Latest Residential Tenancies Board data “sadly unsurprising” - IPAV

Responding to the latest RTB (Residential Tenancies Board ) data showing the number of termination notices received by the organisation in the first half of this year rose by 58 percent compared with the latter half of 2021, IPAV, the Institute of Professional Auctioneers and Valuers, said it was “sadly unsurprising, given the regulatory and deeply onerous taxation burden on non-institutional landlords.”

Pat Davitt, IPAV Chief Executive said it was an issue his organisation has been warning about for several years at this stage.

“The situation is getting worse, not better, with a plethora of further regulations this year, that are, we fully expect, contributing to the acceleration the RTB is now seeing. That said we do need more granular data on these figures,” Mr Davitt asserted.

He said non-institutional or private landlords have seen an increasing diminution of their rights over a number of years without any balancing obligations on tenants.

“Nowhere is this more evident than in where a tenant receiving HAP (Housing Assistance Payment ) stops paying rent. It results in the Local Authority immediately stopping its portion of the payment to the landlord and the landlord is left without any rental income.
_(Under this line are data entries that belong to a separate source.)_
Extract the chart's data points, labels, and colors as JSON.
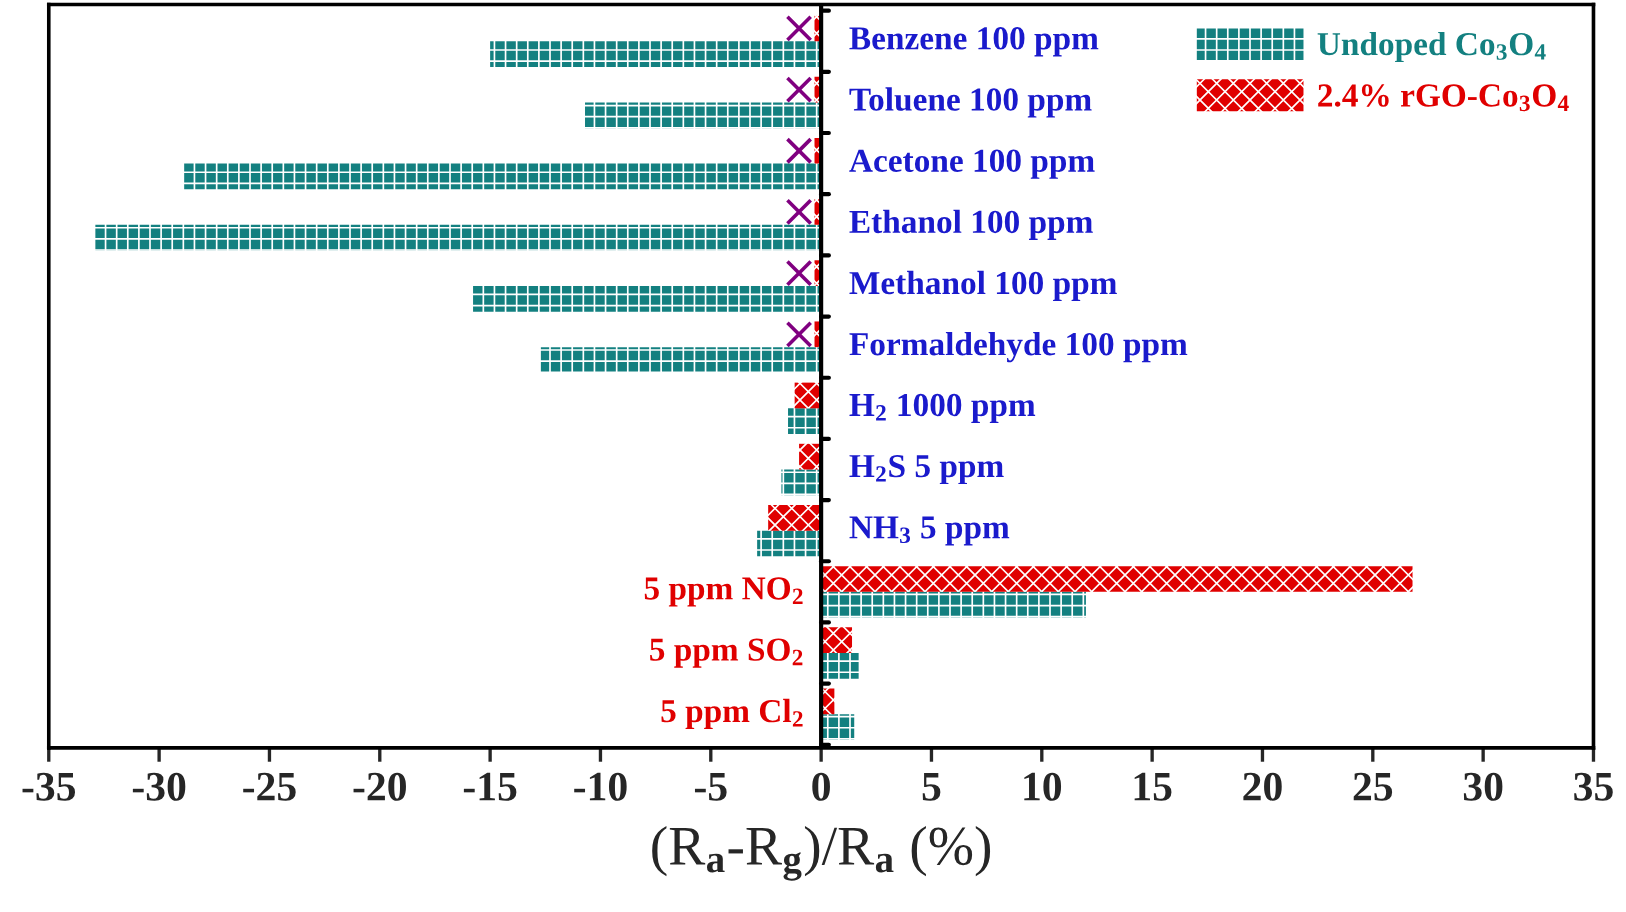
{
  "chart_data": {
    "type": "bar",
    "orientation": "horizontal",
    "categories": [
      "Benzene 100 ppm",
      "Toluene 100 ppm",
      "Acetone 100 ppm",
      "Ethanol 100 ppm",
      "Methanol 100 ppm",
      "Formaldehyde 100 ppm",
      "H$_{2}$ 1000 ppm",
      "H$_{2}$S 5 ppm",
      "NH$_{3}$ 5 ppm",
      "5 ppm NO$_{2}$",
      "5 ppm SO$_{2}$",
      "5 ppm Cl$_{2}$"
    ],
    "series": [
      {
        "name": "Undoped Co$_{3}$O$_{4}$",
        "color": "#138080",
        "values": [
          -15,
          -10.7,
          -28.9,
          -32.9,
          -15.8,
          -12.7,
          -1.5,
          -1.8,
          -2.9,
          12,
          1.7,
          1.5
        ]
      },
      {
        "name": "2.4% rGO-Co$_{3}$O$_{4}$",
        "color": "#e00000",
        "values": [
          -0.3,
          -0.3,
          -0.3,
          -0.3,
          -0.3,
          -0.3,
          -1.2,
          -1,
          -2.4,
          26.8,
          1.4,
          0.6
        ]
      },
      {
        "type": "scatter",
        "color": "#800080",
        "values": [
          -1,
          -1,
          -1,
          -1,
          -1,
          -1,
          null,
          null,
          null,
          null,
          null,
          null
        ]
      }
    ],
    "marker": "cross",
    "xlabel": "(R$_{a}$-R$_{g}$)/R$_{a}$ (%)",
    "xlim": [
      -35,
      35
    ],
    "xticks": [
      -35,
      -30,
      -25,
      -20,
      -15,
      -10,
      -5,
      0,
      5,
      10,
      15,
      20,
      25,
      30,
      35
    ],
    "tick_labels": "x",
    "legend": "top right",
    "grid": false
  }
}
It can take a substantial period to get the property back with a strong likelihood of never recovering the loss,” he said.

In May IPAV jointly with the Irish Property Owners’ Association commissioned a study by economist Jim Power that concluded the rental market is in a state of crisis exacerbated with the exit of non-institutional landlords in significant numbers, reducing supply and putting upward pressure on rents.

The study found, amongst other issues, that:

The constantly changing and very challenging regulatory and taxation environment that treats private landlords very differently from institutional landlords, is largely responsible for private non-institutional landlords leaving the market;

RPZs (Rent Pressure Zones ) are creating a 2-tier rental market and leading to a situation where maintenance of quality accommodation is not economically justifiable and negatively impacting on capital values where the property is the subject of the RPZ rules;

It is likely that landlords that historically charged rents under market rate and are confined to minimal increases arising from RPZ regulation are exiting the market in greatest numbers;

These landlords are replaced in the market in part by new properties at much higher rents and owned by institutional landlords with no evidence available to confirm if any net additional new properties have come onto the rental system;

Rent Pressure Zone regulation has prevented rents from falling as well as rising beyond the limits set.